Focal Passages: Psalms
51:6-10; Song of Songs 2:15; Acts 18:24-26; Romans 16:3-5a


Marriage is the never ending
construction project. I don’t know about most of you, but my projects around
the house never seem to end. Cleaning out my garage has taken on a life of its
own, and the end is nowhere in sight. A simple definition of marriage from my
dictionary is “a never ending home project.”

Marriage requires that both
partners give 100 percent each to continually building and improving this
relationship. In this week’s Bible study, we will explore some of the
requirements to continue to build on our marriages from this day forward.

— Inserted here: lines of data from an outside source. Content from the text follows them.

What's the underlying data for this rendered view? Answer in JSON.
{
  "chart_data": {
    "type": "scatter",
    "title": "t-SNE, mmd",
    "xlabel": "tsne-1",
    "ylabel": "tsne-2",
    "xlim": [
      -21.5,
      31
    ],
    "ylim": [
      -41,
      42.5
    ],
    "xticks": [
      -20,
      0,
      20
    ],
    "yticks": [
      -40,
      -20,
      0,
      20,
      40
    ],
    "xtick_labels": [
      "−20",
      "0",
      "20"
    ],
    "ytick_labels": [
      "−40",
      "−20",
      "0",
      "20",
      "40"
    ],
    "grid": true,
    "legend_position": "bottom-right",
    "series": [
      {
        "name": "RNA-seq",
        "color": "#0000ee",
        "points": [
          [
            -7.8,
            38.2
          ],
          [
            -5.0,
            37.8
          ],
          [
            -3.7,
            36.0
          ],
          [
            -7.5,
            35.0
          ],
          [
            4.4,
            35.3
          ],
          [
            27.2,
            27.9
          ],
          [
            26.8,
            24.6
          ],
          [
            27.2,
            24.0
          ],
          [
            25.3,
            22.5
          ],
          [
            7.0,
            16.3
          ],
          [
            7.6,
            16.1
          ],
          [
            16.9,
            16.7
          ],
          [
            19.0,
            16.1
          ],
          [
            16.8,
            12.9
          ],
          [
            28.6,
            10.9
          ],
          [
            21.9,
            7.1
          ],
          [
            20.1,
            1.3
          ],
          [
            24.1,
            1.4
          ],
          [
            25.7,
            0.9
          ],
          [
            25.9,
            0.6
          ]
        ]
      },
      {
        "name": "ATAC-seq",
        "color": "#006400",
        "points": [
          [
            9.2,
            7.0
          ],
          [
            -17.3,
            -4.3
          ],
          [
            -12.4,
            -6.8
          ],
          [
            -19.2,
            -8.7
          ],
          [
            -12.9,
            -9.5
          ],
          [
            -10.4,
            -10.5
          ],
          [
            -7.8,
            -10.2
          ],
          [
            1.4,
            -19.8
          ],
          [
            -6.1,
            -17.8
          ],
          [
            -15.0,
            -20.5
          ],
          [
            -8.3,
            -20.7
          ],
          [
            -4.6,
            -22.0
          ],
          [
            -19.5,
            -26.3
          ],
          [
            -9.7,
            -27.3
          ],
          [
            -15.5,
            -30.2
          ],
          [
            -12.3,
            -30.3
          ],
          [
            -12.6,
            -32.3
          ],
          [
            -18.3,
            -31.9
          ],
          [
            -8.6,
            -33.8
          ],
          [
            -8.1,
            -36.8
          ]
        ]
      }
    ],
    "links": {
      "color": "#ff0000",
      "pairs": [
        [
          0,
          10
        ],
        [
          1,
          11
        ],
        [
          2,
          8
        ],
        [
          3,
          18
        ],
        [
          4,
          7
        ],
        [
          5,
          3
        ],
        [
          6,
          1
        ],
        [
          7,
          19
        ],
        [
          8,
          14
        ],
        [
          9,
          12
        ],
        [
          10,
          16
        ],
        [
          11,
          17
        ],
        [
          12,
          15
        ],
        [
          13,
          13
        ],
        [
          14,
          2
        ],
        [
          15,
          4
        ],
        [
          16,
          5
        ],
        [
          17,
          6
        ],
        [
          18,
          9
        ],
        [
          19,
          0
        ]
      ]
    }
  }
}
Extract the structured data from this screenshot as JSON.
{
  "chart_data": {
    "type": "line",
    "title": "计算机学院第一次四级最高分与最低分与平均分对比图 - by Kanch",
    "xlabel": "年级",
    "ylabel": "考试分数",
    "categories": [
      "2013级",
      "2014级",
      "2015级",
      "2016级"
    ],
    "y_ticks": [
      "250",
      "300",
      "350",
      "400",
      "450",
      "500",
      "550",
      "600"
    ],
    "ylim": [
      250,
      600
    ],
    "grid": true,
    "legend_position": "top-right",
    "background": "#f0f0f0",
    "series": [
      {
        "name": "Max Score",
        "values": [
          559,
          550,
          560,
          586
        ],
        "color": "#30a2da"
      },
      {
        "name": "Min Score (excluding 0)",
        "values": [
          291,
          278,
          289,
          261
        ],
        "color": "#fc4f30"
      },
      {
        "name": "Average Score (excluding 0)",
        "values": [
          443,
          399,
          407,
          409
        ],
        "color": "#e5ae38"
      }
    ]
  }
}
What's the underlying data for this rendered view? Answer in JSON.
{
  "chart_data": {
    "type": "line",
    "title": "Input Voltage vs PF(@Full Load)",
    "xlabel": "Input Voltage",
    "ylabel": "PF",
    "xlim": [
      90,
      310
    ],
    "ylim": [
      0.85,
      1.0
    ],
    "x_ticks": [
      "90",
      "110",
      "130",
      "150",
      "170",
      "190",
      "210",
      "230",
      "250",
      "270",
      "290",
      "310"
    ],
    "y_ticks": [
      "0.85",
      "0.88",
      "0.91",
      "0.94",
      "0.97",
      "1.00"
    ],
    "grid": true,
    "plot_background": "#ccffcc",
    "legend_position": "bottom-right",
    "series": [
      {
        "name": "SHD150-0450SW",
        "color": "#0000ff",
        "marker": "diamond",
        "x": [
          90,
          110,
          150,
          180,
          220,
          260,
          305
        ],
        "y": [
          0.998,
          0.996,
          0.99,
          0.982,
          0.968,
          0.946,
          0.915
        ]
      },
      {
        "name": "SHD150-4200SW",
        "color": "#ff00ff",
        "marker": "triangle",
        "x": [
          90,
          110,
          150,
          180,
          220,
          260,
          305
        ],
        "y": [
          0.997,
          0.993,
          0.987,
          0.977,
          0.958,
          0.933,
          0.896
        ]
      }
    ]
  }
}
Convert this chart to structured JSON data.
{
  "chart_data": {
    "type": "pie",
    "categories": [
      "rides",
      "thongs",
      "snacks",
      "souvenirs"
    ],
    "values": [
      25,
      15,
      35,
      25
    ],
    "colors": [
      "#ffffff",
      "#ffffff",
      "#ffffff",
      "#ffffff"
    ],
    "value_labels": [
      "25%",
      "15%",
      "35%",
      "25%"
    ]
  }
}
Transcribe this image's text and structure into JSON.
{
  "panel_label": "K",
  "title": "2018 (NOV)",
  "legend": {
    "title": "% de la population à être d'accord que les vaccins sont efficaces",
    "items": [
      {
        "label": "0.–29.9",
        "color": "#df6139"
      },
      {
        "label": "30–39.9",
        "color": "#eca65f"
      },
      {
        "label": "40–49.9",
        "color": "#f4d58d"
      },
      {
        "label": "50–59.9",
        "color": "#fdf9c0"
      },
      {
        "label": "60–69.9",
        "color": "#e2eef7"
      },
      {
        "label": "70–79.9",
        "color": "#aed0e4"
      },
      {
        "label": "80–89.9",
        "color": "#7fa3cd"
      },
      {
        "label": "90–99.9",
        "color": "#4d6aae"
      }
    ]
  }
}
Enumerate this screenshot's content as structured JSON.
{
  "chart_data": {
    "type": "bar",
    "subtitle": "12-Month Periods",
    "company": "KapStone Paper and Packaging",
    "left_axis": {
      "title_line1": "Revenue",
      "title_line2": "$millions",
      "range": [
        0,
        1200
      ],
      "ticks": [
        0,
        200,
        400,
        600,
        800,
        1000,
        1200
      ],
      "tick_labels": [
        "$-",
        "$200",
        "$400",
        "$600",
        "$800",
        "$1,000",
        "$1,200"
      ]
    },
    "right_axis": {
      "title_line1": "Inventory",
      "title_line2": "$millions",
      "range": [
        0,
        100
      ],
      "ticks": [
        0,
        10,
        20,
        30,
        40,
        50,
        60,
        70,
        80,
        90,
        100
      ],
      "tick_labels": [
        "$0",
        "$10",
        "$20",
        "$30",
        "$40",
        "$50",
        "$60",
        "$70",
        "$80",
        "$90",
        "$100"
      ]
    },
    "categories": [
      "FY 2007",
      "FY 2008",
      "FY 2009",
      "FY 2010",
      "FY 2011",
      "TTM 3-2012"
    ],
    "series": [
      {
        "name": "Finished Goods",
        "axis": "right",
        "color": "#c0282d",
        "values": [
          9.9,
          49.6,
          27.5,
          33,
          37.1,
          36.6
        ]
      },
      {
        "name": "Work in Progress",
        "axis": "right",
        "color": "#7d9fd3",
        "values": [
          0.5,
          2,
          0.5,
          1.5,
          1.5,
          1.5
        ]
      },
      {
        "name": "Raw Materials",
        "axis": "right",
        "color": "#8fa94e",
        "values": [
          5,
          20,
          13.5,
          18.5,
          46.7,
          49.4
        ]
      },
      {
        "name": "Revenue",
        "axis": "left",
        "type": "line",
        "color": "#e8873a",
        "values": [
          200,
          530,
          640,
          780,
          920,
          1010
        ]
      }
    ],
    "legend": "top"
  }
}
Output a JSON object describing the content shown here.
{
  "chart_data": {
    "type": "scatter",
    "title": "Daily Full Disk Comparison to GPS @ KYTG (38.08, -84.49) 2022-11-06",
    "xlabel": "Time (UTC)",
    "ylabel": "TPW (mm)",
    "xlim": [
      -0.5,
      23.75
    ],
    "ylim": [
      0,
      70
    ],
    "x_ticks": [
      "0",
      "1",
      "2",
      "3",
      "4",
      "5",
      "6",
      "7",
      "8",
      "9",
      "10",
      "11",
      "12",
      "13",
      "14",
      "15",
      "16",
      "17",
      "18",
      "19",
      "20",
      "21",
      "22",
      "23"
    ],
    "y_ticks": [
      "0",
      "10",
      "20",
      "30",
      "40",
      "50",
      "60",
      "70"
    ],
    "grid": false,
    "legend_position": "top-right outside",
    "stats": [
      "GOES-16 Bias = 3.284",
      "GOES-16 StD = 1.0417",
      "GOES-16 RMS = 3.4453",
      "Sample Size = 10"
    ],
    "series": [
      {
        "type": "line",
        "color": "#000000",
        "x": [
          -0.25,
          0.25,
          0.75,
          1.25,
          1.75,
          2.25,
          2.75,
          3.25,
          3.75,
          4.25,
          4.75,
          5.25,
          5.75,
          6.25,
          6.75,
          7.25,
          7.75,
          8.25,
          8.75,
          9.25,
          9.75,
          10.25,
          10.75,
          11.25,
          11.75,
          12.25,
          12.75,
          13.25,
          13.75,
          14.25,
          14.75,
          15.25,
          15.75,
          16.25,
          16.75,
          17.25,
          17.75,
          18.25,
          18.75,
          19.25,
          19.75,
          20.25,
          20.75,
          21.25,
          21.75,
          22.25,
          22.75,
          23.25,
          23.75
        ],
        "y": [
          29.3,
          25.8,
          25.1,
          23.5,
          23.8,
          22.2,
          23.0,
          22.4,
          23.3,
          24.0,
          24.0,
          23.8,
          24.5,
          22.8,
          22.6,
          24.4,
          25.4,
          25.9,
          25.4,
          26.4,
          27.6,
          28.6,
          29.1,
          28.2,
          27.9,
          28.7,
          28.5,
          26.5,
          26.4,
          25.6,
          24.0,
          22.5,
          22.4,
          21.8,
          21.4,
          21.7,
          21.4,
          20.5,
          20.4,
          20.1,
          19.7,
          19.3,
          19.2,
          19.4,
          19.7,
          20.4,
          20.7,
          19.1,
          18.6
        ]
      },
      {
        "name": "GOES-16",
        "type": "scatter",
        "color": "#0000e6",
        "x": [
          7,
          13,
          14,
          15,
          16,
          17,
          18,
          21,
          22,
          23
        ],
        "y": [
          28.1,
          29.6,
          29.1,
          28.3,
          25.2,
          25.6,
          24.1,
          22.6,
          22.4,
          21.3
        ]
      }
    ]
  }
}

The scripture passage from
Psalms 51 deals with a way to better communicate with God, and we can take this
example and expand it into communicating with our spouse.
God desires integrity
(truthfulness) from us. There are eight petitions that David notes in this
scripture passage to have a growing relationship with God.

  1. David asked to be
    purified. We also need to admit to each other when we have messed up.
    Confession is a requirement in our relationship with God and with our spouse.
  2. David asked to be washed
    and made whiter than snow. God was going to forgive David. We need to put this
    example into practice and forgive each other.
  3. David asked to experience
    joy and gladness. There is no joy when we are in the midst of sin against God
    or our spouse. We have to come to the realization that our sins bleed the joy
    out of our marriage too.
  4. David requested that his
    crushed bones rejoice again. There is no joy like that of being truly forgiven.
    Marriages that have endured any number of problems can have this same rejoicing
    when forgiveness enters the relationship.
  5. David begged for God to
    turn His face away from his sins. David was not asking God to just ignore the
    problem and look the other way, but he asked God to remember the sin no longer.
    This is a key point in our marriage relationship — when a past sin has been
    confessed and forgiven, it should never be brought back up during a future
    argument lest the wound be reopened.
  6. David pleaded to have
    this guilt blotted out. Our slates should be wiped clean in our marriage.
  7. David petitioned for the
    creation of a clean heart. Some marriages need a new beginning. Some sins can
    penetrate so deeply and hurt so profoundly that only God can help us repair
    them. The word here for “create” a new heart means that something new and pure
    is created by God.
  8. David asked for a
    steadfast spirit. Marriage is not complete without a spiritual relationship
    with God through His Son, Jesus the Messiah. Our marriage relationships need to
    have Jesus as the foundation.

In marriage, little issues
can grow into big issues or even major sins if ignored.

Communication with our
spouse and with God is vital to keep this special relationship growing.